Besoknya, komar kembali masuk ke kelas itu dengan mata pelajaran yang berbeda. Jika siswa-siswa yang biasa bolos itu tidak masuk lagi di kelasnya ia telah terbiasa. Toh itu salah mereka sendiri jika ia harus memberikan mereka nilai di bawah rata-rata. Sebagai guru, siapa yang tidak mau murid-muridnya mempunyai nilai bagus. Bahkan banyak yang melakukan segala cara, mulai dari memberikan siswa-siswi les gratis, seperti yang Komar alami waktu sekolah dulu. Ataupun memberikan motivasi langsung ke rumah siswa jika ada di antara mereka yang tidak masuk sekolah karena masalah tertentu. Tapi jika murid-murid tersebut mengabaikan kebaikan guru, apa boleh buat?

Komar sampai di pintu kelas. Ia perhatikan sejenak murid-muridnya sebelum masuk. Rupanya lima siswa dari sepuluh siswa yang kemarin bolos ada di dalam. Mereka tengah asyik bercanda satu sama lain duduk di atas meja. Begitu mereka mengetahui Komar masuk kelas, mereka turun dari meja perlahan seperti menantang. Setelah memeriksa daftar hadir siswa dan menyebut nama mereka satu per satu, komar memanggil lima anak yang bolos kemarin. Biar bagaimanapun ia harus mengambil sikap agar anak-anak ini tidak banyak tingkah di kelas. Jangan mentang-mentang ia guru baru mereka bisa bersikap seenaknya, pikirnya. Kelima siswa itu maju ke depan dengan mata sinis menatap Komar.
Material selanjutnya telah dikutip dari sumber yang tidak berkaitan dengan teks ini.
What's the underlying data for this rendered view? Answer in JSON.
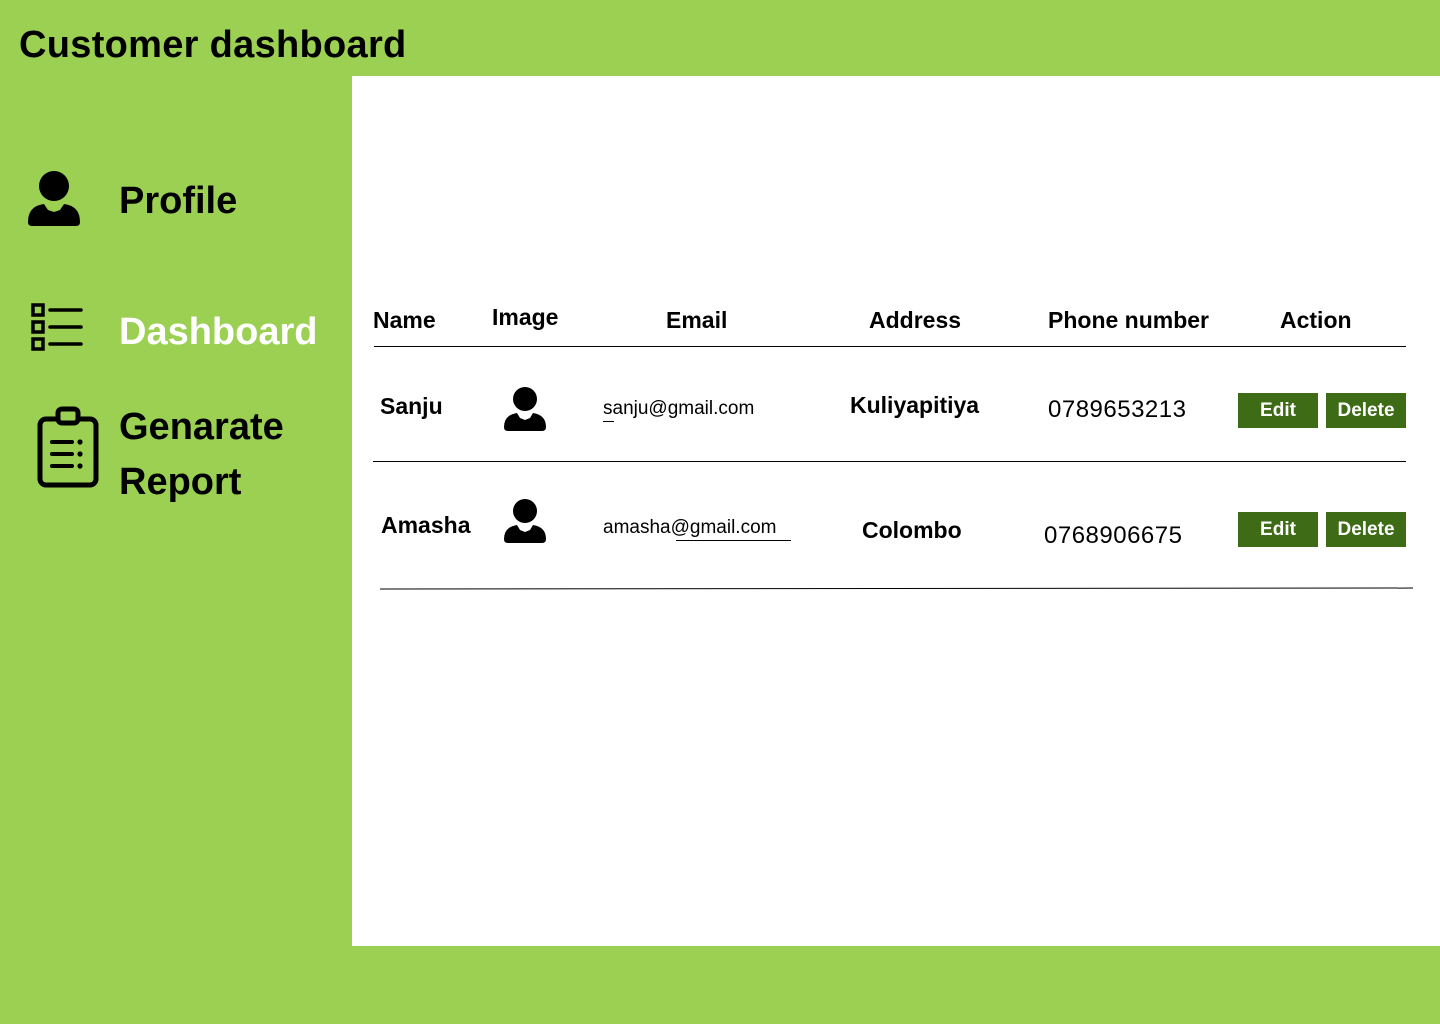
{
  "app": {
    "title": "Customer dashboard"
  },
  "sidebar": {
    "items": [
      {
        "label": "Profile",
        "icon": "user-icon",
        "active": false
      },
      {
        "label": "Dashboard",
        "icon": "list-icon",
        "active": true
      },
      {
        "label": "Genarate Report",
        "icon": "clipboard-report-icon",
        "active": false
      }
    ]
  },
  "table": {
    "columns": [
      "Name",
      "Image",
      "Email",
      "Address",
      "Phone number",
      "Action"
    ],
    "rows": [
      {
        "name": "Sanju",
        "image": "user-avatar-icon",
        "email": "sanju@gmail.com",
        "address": "Kuliyapitiya",
        "phone": "0789653213",
        "actions": [
          "Edit",
          "Delete"
        ]
      },
      {
        "name": "Amasha",
        "image": "user-avatar-icon",
        "email": "amasha@gmail.com",
        "address": "Colombo",
        "phone": "0768906675",
        "actions": [
          "Edit",
          "Delete"
        ]
      }
    ]
  },
  "colors": {
    "background": "#9bd052",
    "panel": "#ffffff",
    "button": "#3e6b16",
    "active_nav_text": "#ffffff"
  }
}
“Jamal, kenapa kamu tidak masuk pelajaran saya kemarin?” Komar bertanya kepada salah satu siswa yang bolos kemarin. Banyak guru-guru bilang, siswa yang bernama Jamal ini dikenal sebagai pemimpin anak nakal di kelas ini, bahkan di kelas-kelas lain.

Jamal tidak menjawab. Ia malah menoleh ke teman-teman di sampingnya dengan senyum mengejek. Komar bertanya sekali lagi. Jamal malah makin cengengesan. Komar pun meninggikan suaranya dengan pertanyaan yang sama. “Jawab!” Ia membentak.

“Saya pulang, Pak. Sakit perut,” jawab Jamal dengan pandangan lurus ke depan.

“Kalian juga?” Komar bertanya pada empat siswa lainnya. Mereka membenarkan dengan serempak. “Saya baru tahu ada sakit perut berjama’ah,” sindir Komar dengan kedua lengan terlipat di dada.